Last Tuesday, Prof. Jonathan D. Sarna ’75 (NEJS) released his newest book, Lincoln and the Jews: A History. The book is co-authored by Sarna and Benjamin Shapell, the founder of the Shapell Manuscript Foundation.

The book launch was accompanied by an exhibition with the same title, which opened Friday at the New York Historical Society. According to the New York Times, the exhibit includes over 100 letters, photographs and artifacts that trace Lincoln’s life and highlight his interactions with the Jewish community from the Shapell Manuscript Collection, many of which were “never previously exhibited,” according to the Times. The exhibit is on display at the Society through June 7. University President Frederick Lawrence attended the launch, according to Provost Lisa Lynch at the faculty meeting on Thursday.

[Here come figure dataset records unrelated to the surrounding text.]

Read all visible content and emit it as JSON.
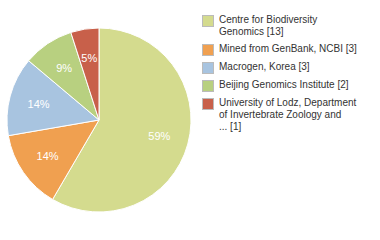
{
  "chart_data": {
    "type": "pie",
    "categories": [
      "Centre for Biodiversity\nGenomics [13]",
      "Mined from GenBank, NCBI [3]",
      "Macrogen, Korea [3]",
      "Beijing Genomics Institute [2]",
      "University of Lodz, Department\nof Invertebrate Zoology and\n... [1]"
    ],
    "values": [
      59,
      14,
      14,
      9,
      5
    ],
    "value_labels": [
      "59%",
      "14%",
      "14%",
      "9%",
      "5%"
    ],
    "colors": [
      "#d4db8e",
      "#f0a050",
      "#a8c4e0",
      "#b8d080",
      "#c8604a"
    ],
    "data_labels": true,
    "legend": "right"
  }
}
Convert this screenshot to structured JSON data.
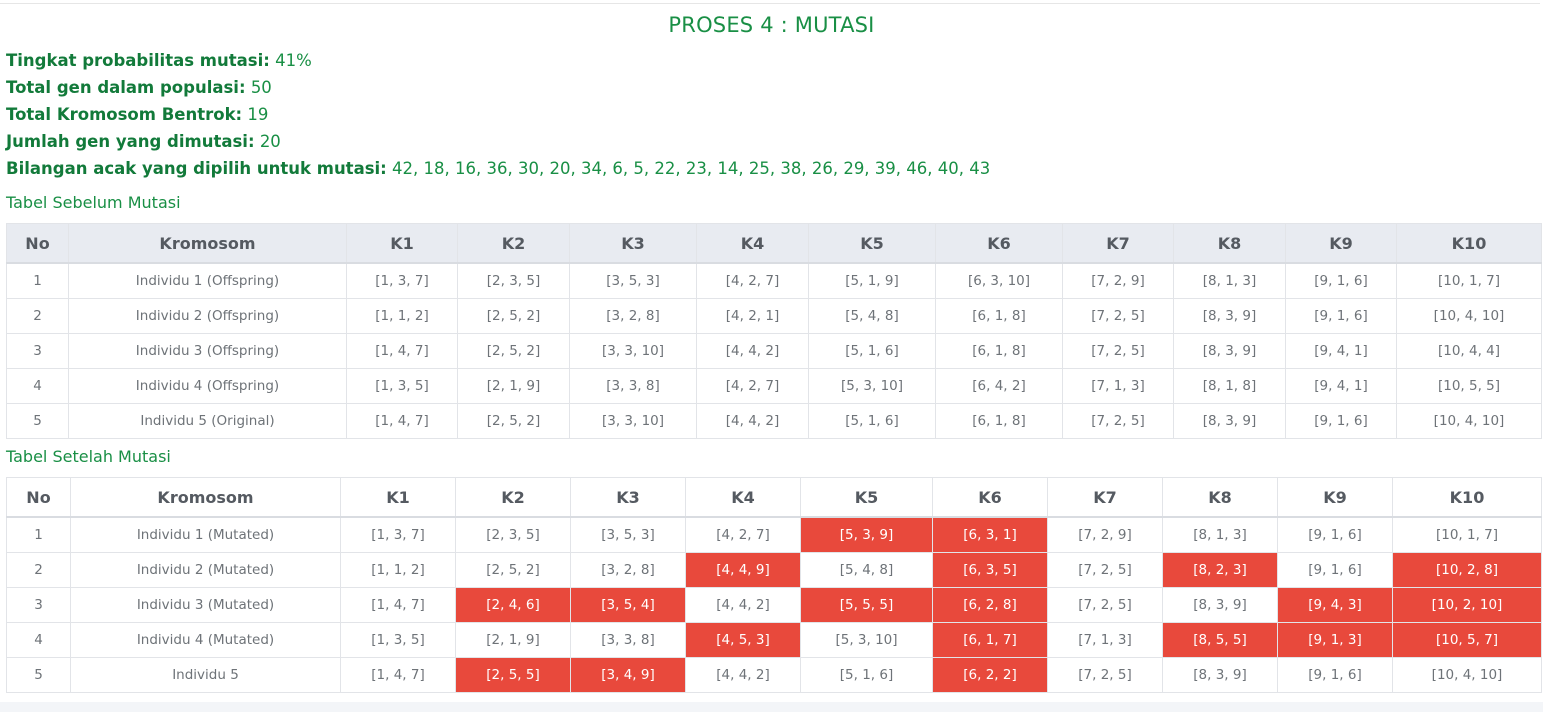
{
  "title": "PROSES 4 : MUTASI",
  "info": [
    {
      "label": "Tingkat probabilitas mutasi:",
      "value": "41%"
    },
    {
      "label": "Total gen dalam populasi:",
      "value": "50"
    },
    {
      "label": "Total Kromosom Bentrok:",
      "value": "19"
    },
    {
      "label": "Jumlah gen yang dimutasi:",
      "value": "20"
    },
    {
      "label": "Bilangan acak yang dipilih untuk mutasi:",
      "value": "42, 18, 16, 36, 30, 20, 34, 6, 5, 22, 23, 14, 25, 38, 26, 29, 39, 46, 40, 43"
    }
  ],
  "colors": {
    "accent": "#198f45",
    "highlight": "#e8493c",
    "header_bg": "#e8ebf1"
  },
  "headers": [
    "No",
    "Kromosom",
    "K1",
    "K2",
    "K3",
    "K4",
    "K5",
    "K6",
    "K7",
    "K8",
    "K9",
    "K10"
  ],
  "before": {
    "title": "Tabel Sebelum Mutasi",
    "rows": [
      {
        "no": "1",
        "name": "Individu 1 (Offspring)",
        "genes": [
          "[1, 3, 7]",
          "[2, 3, 5]",
          "[3, 5, 3]",
          "[4, 2, 7]",
          "[5, 1, 9]",
          "[6, 3, 10]",
          "[7, 2, 9]",
          "[8, 1, 3]",
          "[9, 1, 6]",
          "[10, 1, 7]"
        ]
      },
      {
        "no": "2",
        "name": "Individu 2 (Offspring)",
        "genes": [
          "[1, 1, 2]",
          "[2, 5, 2]",
          "[3, 2, 8]",
          "[4, 2, 1]",
          "[5, 4, 8]",
          "[6, 1, 8]",
          "[7, 2, 5]",
          "[8, 3, 9]",
          "[9, 1, 6]",
          "[10, 4, 10]"
        ]
      },
      {
        "no": "3",
        "name": "Individu 3 (Offspring)",
        "genes": [
          "[1, 4, 7]",
          "[2, 5, 2]",
          "[3, 3, 10]",
          "[4, 4, 2]",
          "[5, 1, 6]",
          "[6, 1, 8]",
          "[7, 2, 5]",
          "[8, 3, 9]",
          "[9, 4, 1]",
          "[10, 4, 4]"
        ]
      },
      {
        "no": "4",
        "name": "Individu 4 (Offspring)",
        "genes": [
          "[1, 3, 5]",
          "[2, 1, 9]",
          "[3, 3, 8]",
          "[4, 2, 7]",
          "[5, 3, 10]",
          "[6, 4, 2]",
          "[7, 1, 3]",
          "[8, 1, 8]",
          "[9, 4, 1]",
          "[10, 5, 5]"
        ]
      },
      {
        "no": "5",
        "name": "Individu 5 (Original)",
        "genes": [
          "[1, 4, 7]",
          "[2, 5, 2]",
          "[3, 3, 10]",
          "[4, 4, 2]",
          "[5, 1, 6]",
          "[6, 1, 8]",
          "[7, 2, 5]",
          "[8, 3, 9]",
          "[9, 1, 6]",
          "[10, 4, 10]"
        ]
      }
    ]
  },
  "after": {
    "title": "Tabel Setelah Mutasi",
    "rows": [
      {
        "no": "1",
        "name": "Individu 1 (Mutated)",
        "genes": [
          "[1, 3, 7]",
          "[2, 3, 5]",
          "[3, 5, 3]",
          "[4, 2, 7]",
          "[5, 3, 9]",
          "[6, 3, 1]",
          "[7, 2, 9]",
          "[8, 1, 3]",
          "[9, 1, 6]",
          "[10, 1, 7]"
        ],
        "mutated": [
          false,
          false,
          false,
          false,
          true,
          true,
          false,
          false,
          false,
          false
        ]
      },
      {
        "no": "2",
        "name": "Individu 2 (Mutated)",
        "genes": [
          "[1, 1, 2]",
          "[2, 5, 2]",
          "[3, 2, 8]",
          "[4, 4, 9]",
          "[5, 4, 8]",
          "[6, 3, 5]",
          "[7, 2, 5]",
          "[8, 2, 3]",
          "[9, 1, 6]",
          "[10, 2, 8]"
        ],
        "mutated": [
          false,
          false,
          false,
          true,
          false,
          true,
          false,
          true,
          false,
          true
        ]
      },
      {
        "no": "3",
        "name": "Individu 3 (Mutated)",
        "genes": [
          "[1, 4, 7]",
          "[2, 4, 6]",
          "[3, 5, 4]",
          "[4, 4, 2]",
          "[5, 5, 5]",
          "[6, 2, 8]",
          "[7, 2, 5]",
          "[8, 3, 9]",
          "[9, 4, 3]",
          "[10, 2, 10]"
        ],
        "mutated": [
          false,
          true,
          true,
          false,
          true,
          true,
          false,
          false,
          true,
          true
        ]
      },
      {
        "no": "4",
        "name": "Individu 4 (Mutated)",
        "genes": [
          "[1, 3, 5]",
          "[2, 1, 9]",
          "[3, 3, 8]",
          "[4, 5, 3]",
          "[5, 3, 10]",
          "[6, 1, 7]",
          "[7, 1, 3]",
          "[8, 5, 5]",
          "[9, 1, 3]",
          "[10, 5, 7]"
        ],
        "mutated": [
          false,
          false,
          false,
          true,
          false,
          true,
          false,
          true,
          true,
          true
        ]
      },
      {
        "no": "5",
        "name": "Individu 5",
        "genes": [
          "[1, 4, 7]",
          "[2, 5, 5]",
          "[3, 4, 9]",
          "[4, 4, 2]",
          "[5, 1, 6]",
          "[6, 2, 2]",
          "[7, 2, 5]",
          "[8, 3, 9]",
          "[9, 1, 6]",
          "[10, 4, 10]"
        ],
        "mutated": [
          false,
          true,
          true,
          false,
          false,
          true,
          false,
          false,
          false,
          false
        ]
      }
    ]
  }
}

A review in the New York Times says the book “illustrates how President Abraham Lincoln … intended to secure equality and freedom for all Americans, including another growing minority group in Civil War-era America: The Jews.” In addition to this, the Times said that both the book and the accompanying exhibit “explore how Lincoln’s remarkable regard for and friendships with American Jews directly and indirectly impacted both his path to the presidency and his policy decisions once in the White House.”

“Lincoln played an important role in turning Jews from outsiders in America to insiders,” Sarna told the Times. “It’s a subject that has really been overlooked.”

Sarna, a historian of American Judaism, is the chair of the University’s Hornstein Jewish Professional Leadership Program. Sarna has written more than 30 books, including When General Grant Expelled the Jews and American Judaism: A History, which was a winner of the Jewish Book Council’s Jewish Book of the Year Award in 2004. He is also a Brandeis University alum, and graduated summa cum laude with highest honors in Judaic Studies and History in 1975.